Still, there is pain on this path just like any other. That’s the thing about being a vine. You fall in love quickly with the places and people that help you grow, and your tiny rooted heartstrings tug when you move on, unsure if they will ever again find a place quite as perfect as this one became.
I am easily unhinged, and blown about by changes in the wind and the weight of troubled feels, but I know I’ll put down new ties quickly and climb again, higher and brighter than before. I am weaving a wonderful life out of this tangled mess, and although I am swaying now, I will bloom again in time and there will be new and unexpected growth around that next bend.
I count myself among the luckiest of loosely planted people, because I’ve found beneath the thorns, a few great loves that, having found me crawling along the ground, saw my potential flowers, and decided to lift me up so I could see the burning sun and the stars that wink in the night.
My husband is my oak tree, quiet and wise and full of knowledge and gentle solid strength. I’d never have found my way this far up toward the sky, had it not been for that unbelievable man’s firmly planted roots and his willingness to let me grow in my own winding way.

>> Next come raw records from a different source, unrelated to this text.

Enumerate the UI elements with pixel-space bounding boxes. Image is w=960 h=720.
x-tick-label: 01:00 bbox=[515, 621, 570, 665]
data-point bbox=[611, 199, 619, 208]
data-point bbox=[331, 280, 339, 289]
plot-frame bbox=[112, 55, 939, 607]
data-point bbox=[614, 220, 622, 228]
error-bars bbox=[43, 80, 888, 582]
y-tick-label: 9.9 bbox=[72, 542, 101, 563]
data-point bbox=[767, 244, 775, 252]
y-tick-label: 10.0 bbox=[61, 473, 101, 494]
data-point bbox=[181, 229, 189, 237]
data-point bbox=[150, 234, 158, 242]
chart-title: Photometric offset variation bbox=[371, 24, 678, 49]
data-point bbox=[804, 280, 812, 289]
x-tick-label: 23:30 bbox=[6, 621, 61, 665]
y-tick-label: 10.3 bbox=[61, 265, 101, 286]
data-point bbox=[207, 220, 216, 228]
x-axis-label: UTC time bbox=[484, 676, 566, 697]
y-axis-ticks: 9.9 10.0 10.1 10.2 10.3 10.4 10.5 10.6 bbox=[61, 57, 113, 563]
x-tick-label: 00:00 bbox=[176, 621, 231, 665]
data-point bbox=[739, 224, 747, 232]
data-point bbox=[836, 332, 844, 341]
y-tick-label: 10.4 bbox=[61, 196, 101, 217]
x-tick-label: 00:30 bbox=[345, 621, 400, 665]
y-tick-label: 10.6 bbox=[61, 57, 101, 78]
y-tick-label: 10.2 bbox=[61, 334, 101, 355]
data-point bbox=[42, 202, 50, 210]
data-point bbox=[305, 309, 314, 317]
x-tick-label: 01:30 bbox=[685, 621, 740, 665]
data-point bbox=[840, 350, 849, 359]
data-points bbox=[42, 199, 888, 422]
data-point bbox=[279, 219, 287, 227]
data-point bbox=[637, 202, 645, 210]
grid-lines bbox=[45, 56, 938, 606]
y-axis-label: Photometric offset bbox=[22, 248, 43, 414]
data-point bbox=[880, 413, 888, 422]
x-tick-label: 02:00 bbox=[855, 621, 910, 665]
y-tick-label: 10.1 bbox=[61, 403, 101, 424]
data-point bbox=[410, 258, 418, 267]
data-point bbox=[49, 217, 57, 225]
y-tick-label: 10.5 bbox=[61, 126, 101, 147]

My best friend is my sunflower, confident and strong, blooming straight toward the sun. She is defiant and kind, not because it’s easy to stand so beautifully tall in this world, but because she was born with a magnificent compass that her fiery heart instinctually follows. Sunflowers always look toward the sun, and even when I can’t see that bright star for myself, I know it must be up there shining just the way I remember, because I can still see the flower that follows it.
I’m surrounded by strength, and I’m stronger because of it. I’ve come so far with the help of so many, and I’ve climbed too long to simply stop here. I haven’t yet deciphered all the reasons for this winding journey, and I don’t know what my contribution ought to be, but I’m slowly learning who I am, or at least who I am not, and for today that is enough.